What is Art and what is an Artist?

006Art is the pleasant picture you have hanging on the wall of your lounge.  Art is the act of an artist whatever the visual result.  And also art can be anything between those two extremes.

Confusing?  Of course.  Art has always been so and arouses strong emotions.  Here, I will attempt to describe what I believe to be Art created by an Artist, knowing that my interpretation will  differ from that of others’ – and perhaps yours.

First in my list of necessary requirements for someone to be an Artist is that they create something visible or, in the case of sculpture experienced by a blind person, something which can be appreciated in a tactile way.  I also believe what they create should remain in existence long after they have created it.  That puts me in contention with huge numbers of conceptual artists whose art is of the ‘performing’ variety.  All ‘performance art’ is, for me, drama.
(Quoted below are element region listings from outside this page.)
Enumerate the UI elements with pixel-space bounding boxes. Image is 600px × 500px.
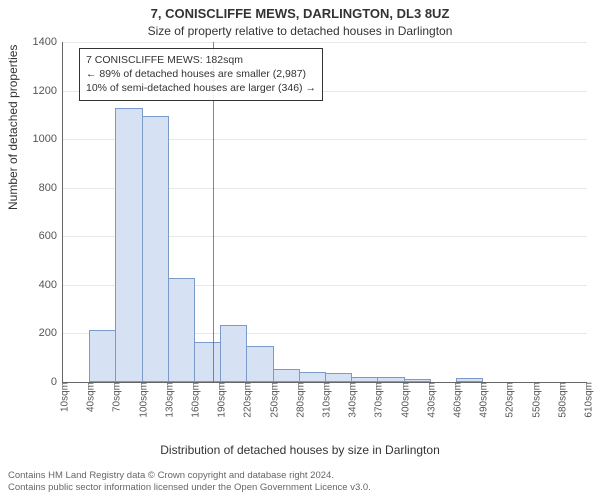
x-tick-label: 340sqm (344, 382, 359, 418)
histogram-bar (456, 378, 483, 382)
x-tick-label: 100sqm (134, 382, 149, 418)
y-axis-label: Number of detached properties (6, 45, 20, 210)
x-tick-label: 370sqm (370, 382, 385, 418)
annotation-line: 7 CONISCLIFFE MEWS: 182sqm (86, 53, 316, 67)
x-tick-label: 160sqm (187, 382, 202, 418)
annotation-line: ← 89% of detached houses are smaller (2,… (86, 67, 316, 81)
footer-line-2: Contains public sector information licen… (8, 482, 592, 494)
x-tick-label: 280sqm (291, 382, 306, 418)
x-tick-label: 580sqm (553, 382, 568, 418)
x-tick-label: 400sqm (396, 382, 411, 418)
x-tick-label: 220sqm (239, 382, 254, 418)
histogram-bar (246, 346, 273, 382)
plot-area: 020040060080010001200140010sqm40sqm70sqm… (62, 42, 587, 383)
y-tick-label: 1000 (33, 133, 63, 145)
x-tick-label: 130sqm (160, 382, 175, 418)
histogram-bar (351, 377, 378, 382)
annotation-line: 10% of semi-detached houses are larger (… (86, 81, 316, 95)
x-axis-label: Distribution of detached houses by size … (0, 443, 600, 457)
x-tick-label: 250sqm (265, 382, 280, 418)
histogram-bar (142, 116, 169, 382)
x-tick-label: 310sqm (318, 382, 333, 418)
histogram-bar (168, 278, 195, 382)
histogram-bar (220, 325, 247, 382)
histogram-bar (299, 372, 326, 383)
footer-attribution: Contains HM Land Registry data © Crown c… (8, 470, 592, 495)
x-tick-label: 10sqm (56, 382, 71, 412)
x-tick-label: 610sqm (580, 382, 595, 418)
histogram-bar (377, 377, 404, 382)
gridline-h (63, 42, 587, 43)
y-tick-label: 1400 (33, 36, 63, 48)
chart-subtitle: Size of property relative to detached ho… (0, 24, 600, 38)
x-tick-label: 520sqm (501, 382, 516, 418)
histogram-bar (273, 369, 300, 382)
chart-title: 7, CONISCLIFFE MEWS, DARLINGTON, DL3 8UZ (0, 6, 600, 21)
histogram-bar (115, 108, 142, 382)
y-tick-label: 200 (39, 327, 63, 339)
x-tick-label: 460sqm (449, 382, 464, 418)
x-tick-label: 490sqm (475, 382, 490, 418)
histogram-bar (325, 373, 352, 382)
x-tick-label: 550sqm (527, 382, 542, 418)
x-tick-label: 40sqm (82, 382, 97, 412)
x-tick-label: 430sqm (422, 382, 437, 418)
y-tick-label: 1200 (33, 85, 63, 97)
footer-line-1: Contains HM Land Registry data © Crown c… (8, 470, 592, 482)
y-tick-label: 600 (39, 230, 63, 242)
x-tick-label: 190sqm (213, 382, 228, 418)
x-tick-label: 70sqm (108, 382, 123, 412)
chart-container: 7, CONISCLIFFE MEWS, DARLINGTON, DL3 8UZ… (0, 0, 600, 470)
histogram-bar (89, 330, 116, 382)
y-tick-label: 400 (39, 279, 63, 291)
histogram-bar (194, 342, 221, 382)
y-tick-label: 800 (39, 182, 63, 194)
annotation-box: 7 CONISCLIFFE MEWS: 182sqm← 89% of detac… (79, 48, 323, 101)
histogram-bar (404, 379, 431, 382)
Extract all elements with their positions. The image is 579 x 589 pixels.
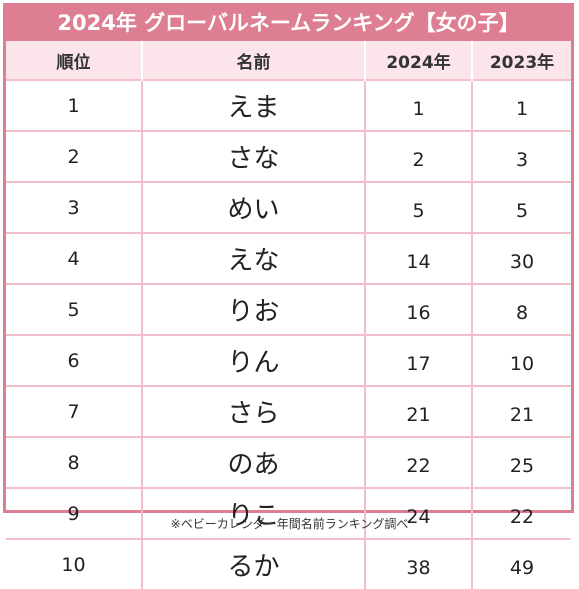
ranking-title: 2024年 グローバルネームランキング【女の子】 <box>6 6 571 41</box>
rank-2023-cell: 21 <box>471 385 571 437</box>
table-row: 10 るか 38 49 <box>6 538 571 589</box>
table-row: 6 りん 17 10 <box>6 334 571 386</box>
rank-cell: 6 <box>6 334 142 386</box>
rank-2024-cell: 22 <box>364 436 472 488</box>
source-footnote: ※ベビーカレンダー年間名前ランキング調べ <box>170 517 409 531</box>
name-cell: りこ <box>141 487 365 539</box>
rank-cell: 5 <box>6 283 142 335</box>
rank-2024-cell: 14 <box>364 232 472 284</box>
name-cell: りん <box>141 334 365 386</box>
table-row: 3 めい 5 5 <box>6 181 571 233</box>
table-row: 7 さら 21 21 <box>6 385 571 437</box>
rank-2023-cell: 30 <box>471 232 571 284</box>
name-cell: るか <box>141 538 365 589</box>
table-row: 1 えま 1 1 <box>6 79 571 131</box>
rank-cell: 3 <box>6 181 142 233</box>
table-row: 4 えな 14 30 <box>6 232 571 284</box>
table-row: 5 りお 16 8 <box>6 283 571 335</box>
name-cell: のあ <box>141 436 365 488</box>
rank-2024-cell: 5 <box>364 181 472 233</box>
rank-2023-cell: 1 <box>471 79 571 131</box>
name-cell: りお <box>141 283 365 335</box>
rank-2024-cell: 38 <box>364 538 472 589</box>
header-2024: 2024年 <box>364 41 472 80</box>
table-row: 9 りこ 24 22 <box>6 487 571 539</box>
rank-cell: 8 <box>6 436 142 488</box>
rank-2023-cell: 25 <box>471 436 571 488</box>
rank-2023-cell: 5 <box>471 181 571 233</box>
rank-2023-cell: 22 <box>471 487 571 539</box>
rank-2023-cell: 49 <box>471 538 571 589</box>
ranking-table: 順位 名前 2024年 2023年 1 えま 1 1 2 さな 2 3 3 めい 5 5 4 えな 14 30… <box>6 41 571 589</box>
rank-cell: 10 <box>6 538 142 589</box>
header-rank: 順位 <box>6 41 142 80</box>
rank-2024-cell: 17 <box>364 334 472 386</box>
rank-2024-cell: 21 <box>364 385 472 437</box>
rank-2024-cell: 2 <box>364 130 472 182</box>
table-row: 8 のあ 22 25 <box>6 436 571 488</box>
rank-cell: 9 <box>6 487 142 539</box>
table-row: 2 さな 2 3 <box>6 130 571 182</box>
table-header-row: 順位 名前 2024年 2023年 <box>6 41 571 80</box>
rank-2024-cell: 16 <box>364 283 472 335</box>
rank-2024-cell: 24 <box>364 487 472 539</box>
rank-2024-cell: 1 <box>364 79 472 131</box>
rank-cell: 1 <box>6 79 142 131</box>
name-cell: さな <box>141 130 365 182</box>
rank-cell: 7 <box>6 385 142 437</box>
name-cell: えま <box>141 79 365 131</box>
rank-cell: 4 <box>6 232 142 284</box>
header-2023: 2023年 <box>471 41 571 80</box>
rank-2023-cell: 10 <box>471 334 571 386</box>
name-cell: めい <box>141 181 365 233</box>
rank-2023-cell: 8 <box>471 283 571 335</box>
rank-cell: 2 <box>6 130 142 182</box>
name-cell: さら <box>141 385 365 437</box>
name-cell: えな <box>141 232 365 284</box>
rank-2023-cell: 3 <box>471 130 571 182</box>
ranking-card: 2024年 グローバルネームランキング【女の子】 順位 名前 2024年 202… <box>3 3 574 589</box>
header-name: 名前 <box>141 41 365 80</box>
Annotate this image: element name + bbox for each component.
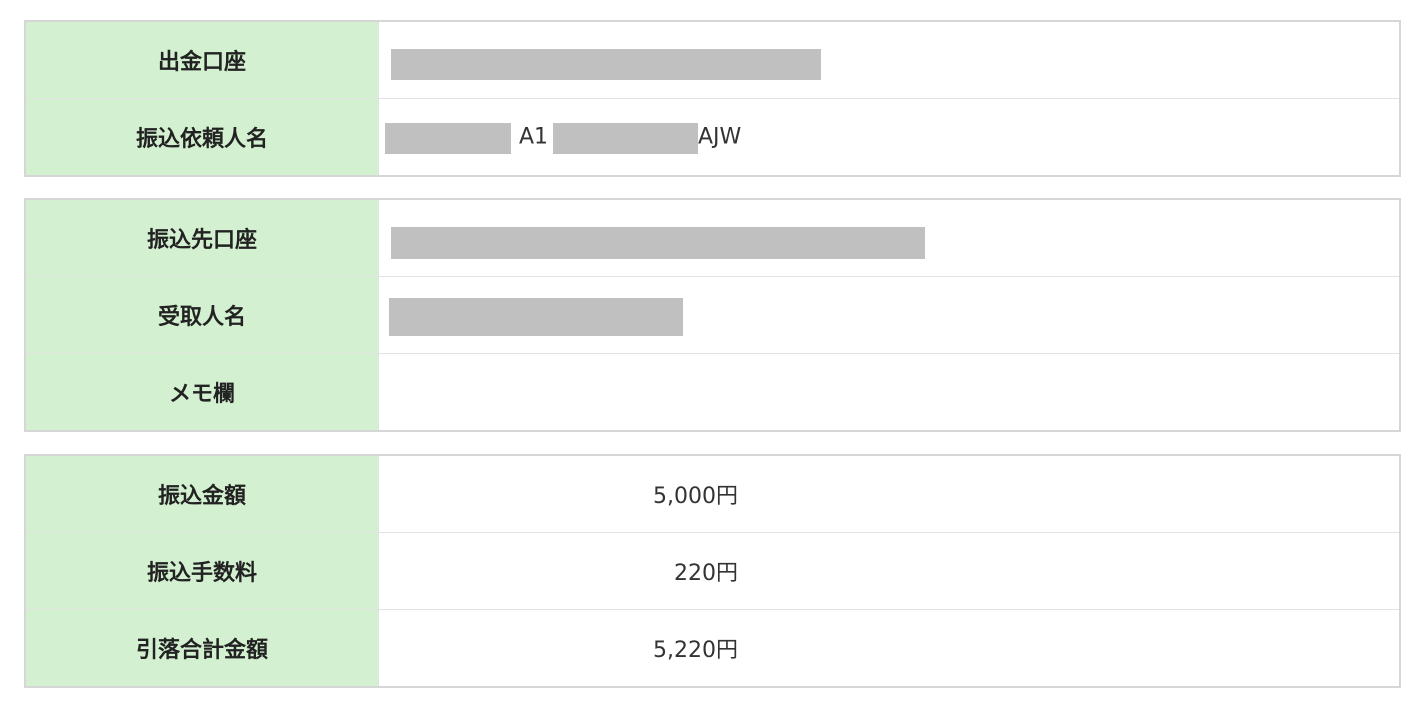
row-label: 振込金額 — [24, 454, 379, 533]
recipient-table: 振込先口座 受取人名 メモ欄 — [24, 198, 1401, 432]
row-value: 5,000円 — [378, 454, 1401, 533]
row-value: 220円 — [378, 532, 1401, 610]
row-label: 出金口座 — [24, 20, 379, 99]
row-label: 振込依頼人名 — [24, 98, 379, 177]
amount: 5,000円 — [653, 484, 738, 509]
row-label: 引落合計金額 — [24, 609, 379, 688]
row-value — [378, 276, 1401, 354]
sender-table: 出金口座 振込依頼人名 A1 AJW — [24, 20, 1401, 177]
value-text: A1 — [519, 124, 549, 150]
row-value: A1 AJW — [378, 98, 1401, 177]
row-label: メモ欄 — [24, 353, 379, 432]
value-text: AJW — [698, 124, 742, 150]
row-label: 振込手数料 — [24, 532, 379, 610]
amount: 5,220円 — [653, 638, 738, 663]
row-label: 受取人名 — [24, 276, 379, 354]
redaction — [391, 49, 821, 80]
row-value — [378, 198, 1401, 277]
amount: 220円 — [674, 561, 738, 586]
redaction — [553, 123, 698, 154]
redaction — [391, 227, 925, 259]
amount-table: 振込金額 5,000円 振込手数料 220円 引落合計金額 5,220円 — [24, 454, 1401, 688]
row-label: 振込先口座 — [24, 198, 379, 277]
row-value — [378, 353, 1401, 432]
row-value — [378, 20, 1401, 99]
redaction — [389, 298, 683, 336]
row-value: 5,220円 — [378, 609, 1401, 688]
redaction — [385, 123, 511, 154]
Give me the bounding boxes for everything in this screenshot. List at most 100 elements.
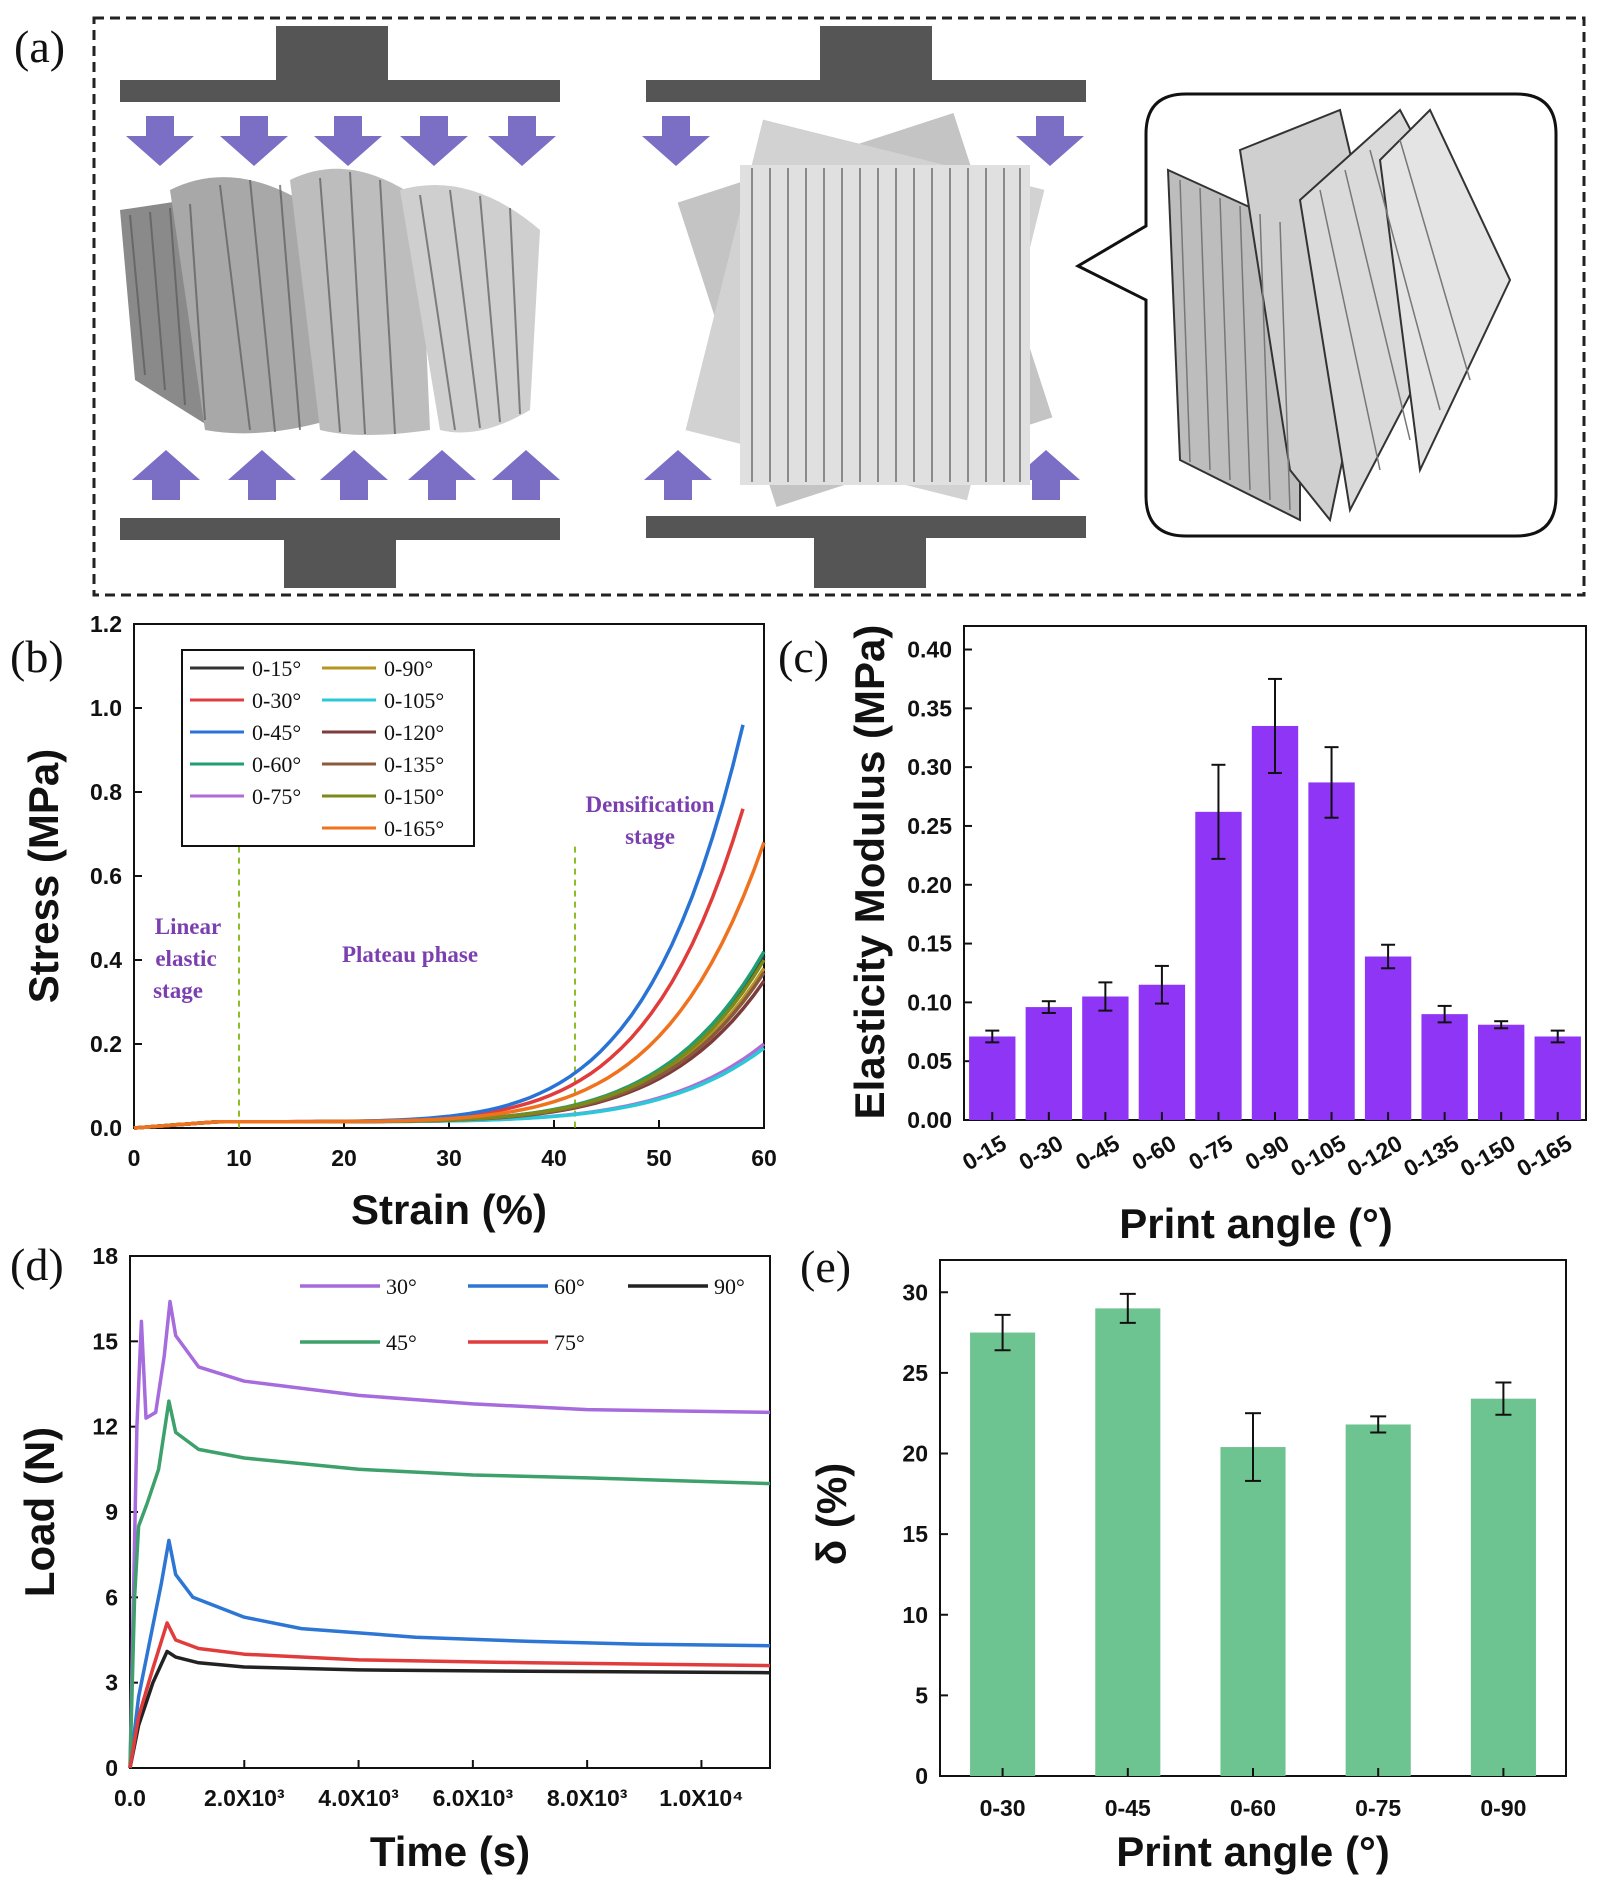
y-tick-label-c: 0.00	[907, 1107, 952, 1133]
series-line-b	[133, 950, 766, 1130]
panel-c-label: (c)	[778, 631, 829, 682]
y-tick-label-d: 9	[105, 1499, 118, 1525]
panel-a: (a)	[14, 16, 1586, 597]
y-tick-label-e: 20	[902, 1441, 928, 1467]
press-illustration-middle	[646, 26, 1086, 588]
x-axis-title-e: Print angle (°)	[1116, 1828, 1389, 1875]
y-tick-label-e: 0	[915, 1763, 928, 1789]
y-tick-label-c: 0.20	[907, 872, 952, 898]
panel-a-label: (a)	[14, 21, 65, 72]
layer-detail-callout	[1074, 92, 1558, 538]
series-line-b	[133, 954, 766, 1130]
bar-e	[970, 1332, 1036, 1776]
y-tick-label-d: 3	[105, 1670, 118, 1696]
y-axis-title-b: Stress (MPa)	[20, 749, 67, 1003]
series-line-d	[128, 1399, 771, 1769]
panel-b-label: (b)	[10, 631, 64, 682]
y-tick-label-b: 0.6	[90, 863, 122, 889]
legend-label-b: 0-165°	[384, 816, 444, 841]
annotation-densification-line2: stage	[625, 824, 675, 849]
y-tick-label-e: 15	[902, 1521, 928, 1547]
series-line-d	[128, 1538, 771, 1769]
y-tick-label-b: 0.2	[90, 1031, 122, 1057]
x-tick-label-d: 6.0X10³	[433, 1785, 514, 1811]
bar-c	[969, 1036, 1016, 1120]
x-tick-label-e: 0-75	[1355, 1795, 1401, 1821]
x-tick-label-b: 0	[128, 1145, 141, 1171]
bar-e	[1095, 1308, 1161, 1776]
annotation-densification-line1: Densification	[585, 792, 714, 817]
x-tick-label-e: 0-90	[1480, 1795, 1526, 1821]
x-axis-title-c: Print angle (°)	[1119, 1200, 1392, 1247]
legend-label-b: 0-15°	[252, 656, 301, 681]
legend-label-d: 90°	[714, 1274, 745, 1299]
rotated-rod-stack	[677, 113, 1053, 507]
legend-label-d: 45°	[386, 1330, 417, 1355]
panel-d-label: (d)	[10, 1239, 64, 1290]
y-tick-label-d: 6	[105, 1584, 118, 1610]
annotation-linear-elastic-line3: stage	[153, 978, 203, 1003]
bar-c	[1477, 1024, 1525, 1120]
x-tick-label-b: 10	[226, 1145, 252, 1171]
press-illustration-left	[120, 26, 560, 588]
x-tick-label-c: 0-105	[1286, 1130, 1350, 1182]
legend-label-d: 75°	[554, 1330, 585, 1355]
x-tick-label-d: 4.0X10³	[318, 1785, 399, 1811]
bar-c	[1082, 996, 1129, 1120]
legend-label-b: 0-105°	[384, 688, 444, 713]
y-tick-label-e: 10	[902, 1602, 928, 1628]
legend-label-b: 0-120°	[384, 720, 444, 745]
x-tick-label-c: 0-120	[1343, 1130, 1407, 1182]
chart-d-marks: 0.0 2.0X10³ 4.0X10³ 6.0X10³ 8.0X10³ 1.0X10⁴ 0 3…	[92, 1243, 771, 1811]
bar-c	[1364, 956, 1412, 1120]
x-tick-label-c: 0-15	[958, 1130, 1011, 1176]
x-axis-title-d: Time (s)	[370, 1828, 530, 1875]
x-tick-label-c: 0-45	[1071, 1130, 1124, 1176]
y-tick-label-c: 0.30	[907, 754, 952, 780]
bar-c	[1534, 1036, 1581, 1120]
legend-label-b: 0-60°	[252, 752, 301, 777]
x-tick-label-b: 40	[541, 1145, 567, 1171]
x-tick-label-e: 0-30	[980, 1795, 1026, 1821]
series-line-b	[133, 971, 766, 1130]
x-tick-label-b: 20	[331, 1145, 357, 1171]
legend-label-b: 0-75°	[252, 784, 301, 809]
x-tick-label-d: 0.0	[114, 1785, 146, 1811]
annotation-linear-elastic-line1: Linear	[155, 914, 221, 939]
legend-label-b: 0-90°	[384, 656, 433, 681]
bar-c	[1025, 1007, 1073, 1120]
y-tick-label-b: 0.0	[90, 1115, 122, 1141]
panel-b: (b) 0 10 20 30 40 50 60 0.0 0.2 0.4 0.6 0.8 1.0 1.2 S…	[10, 611, 777, 1233]
y-axis-title-e: δ (%)	[808, 1463, 855, 1565]
chart-e-marks: 0 5 10 15 20 25 30 0-30 0-45 0-60 0-75 0-90	[902, 1279, 1536, 1821]
x-axis-title-b: Strain (%)	[351, 1186, 547, 1233]
chart-b-marks: 0 10 20 30 40 50 60 0.0 0.2 0.4 0.6 0.8 1.0 1.2	[90, 611, 777, 1171]
x-tick-label-b: 30	[436, 1145, 462, 1171]
y-tick-label-b: 0.4	[90, 947, 122, 973]
panel-e-label: (e)	[800, 1241, 851, 1292]
bar-c	[1421, 1014, 1468, 1120]
panel-d: (d) 0.0 2.0X10³ 4.0X10³ 6.0X10³ 8.0X10³ 1.0X1…	[10, 1239, 771, 1875]
y-tick-label-d: 18	[92, 1243, 118, 1269]
y-tick-label-e: 25	[902, 1360, 928, 1386]
y-tick-label-c: 0.25	[907, 813, 952, 839]
series-line-d	[128, 1299, 771, 1769]
x-tick-label-c: 0-60	[1128, 1130, 1181, 1176]
series-line-d	[128, 1621, 771, 1769]
annotation-linear-elastic-line2: elastic	[155, 946, 216, 971]
up-arrows-middle	[644, 450, 1080, 500]
legend-label-d: 30°	[386, 1274, 417, 1299]
series-line-b	[133, 841, 766, 1130]
series-line-b	[133, 979, 766, 1130]
y-tick-label-c: 0.35	[907, 695, 952, 721]
y-tick-label-d: 0	[105, 1755, 118, 1781]
x-tick-label-c: 0-30	[1014, 1130, 1067, 1176]
bar-e	[1345, 1424, 1411, 1776]
bar-e	[1470, 1398, 1536, 1776]
x-tick-label-c: 0-150	[1456, 1130, 1520, 1182]
chart-c-marks: 0.00 0.05 0.10 0.15 0.20 0.25 0.30 0.35 0.40 0-15…	[907, 637, 1581, 1182]
y-tick-label-b: 1.2	[90, 611, 122, 637]
y-tick-label-c: 0.05	[907, 1048, 952, 1074]
down-arrows-middle	[642, 116, 1084, 166]
series-line-d	[128, 1649, 771, 1769]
Secondly, I expect an Artist to be in possession of a level of technical skill.  Damien Hirst has admitted that he cannot draw and wishes he could.  In my book, that rules him out as an Artist.  However impressive his works, he is a compiler of interesting things and his works have more in common with dioramas.  The fact that there might be a message behind what he makes doesn’t bring them any closer to being art because art is only partly about ideas.  For me, the basic skill required by an artist is the ability to draw (I do not exclude the skill of drawing with a computer).

Nearly a hundred years ago Marcel Duchamp exhibited items such as urinals (which he called Fountains).  He also drew moustaches on copies of the Mona Lisa (those who know my theories on Leonardo’s love-life will appreciate why I like those).  These, and the other  bits and pieces he exhibited, he dubbed ready-mades. They were art, he claimed, because anything could be – as long as the artist declared it to be.  Now you may debate that as long as you wish to (and people do) but the bottom line is – Duchamp was an artist, not because he produced ready-mades, but because he could draw and paint well.  He was also a clever man with a sense of irony so I wonder what he would think of  the fact that his theory was still being banded about in the present day as ‘modern’ and challenging.  His Fountains, etc., were exhibited in 1917.

Pre the invention of the camera there was little discussion on the meaning of Art or Artist.  It was obvious; most Artists painted pictures for rich people or organizations to hang in their homes or establishments (including churches).  Apart from religious subjects, paintings were often portraits or classical scenes in which the patrons’ relatives were depicted.  Then the invention of photography sent the pigeons scattering.  What future for Art when a camera could reproduce what was in front of it more accurately? The hunt was on for  justification. 

First came the Impressionists, then the Expressionists, Surrealists – the list goes on and on.  Being a recognised and successful artist no longer depended on how well you could fool the onlooker into believing your pictures were real.  Now an added dimension was the Artist him/herself.  What were they trying to say?  Most people these days expect to have an element of this in the art they choose to decorate their homes and being purely representational (however impressive) is no longer considered enough to justify a work’s existence. So art today is an amalgam of technical skill and message and, of course, style – the artist’s personal ‘signature’ which permeates their work. 

Skill, message (if there is one) and style. Three things which define a work of Art for me.  And the Artist?  Well, he or she is simply the person who made it.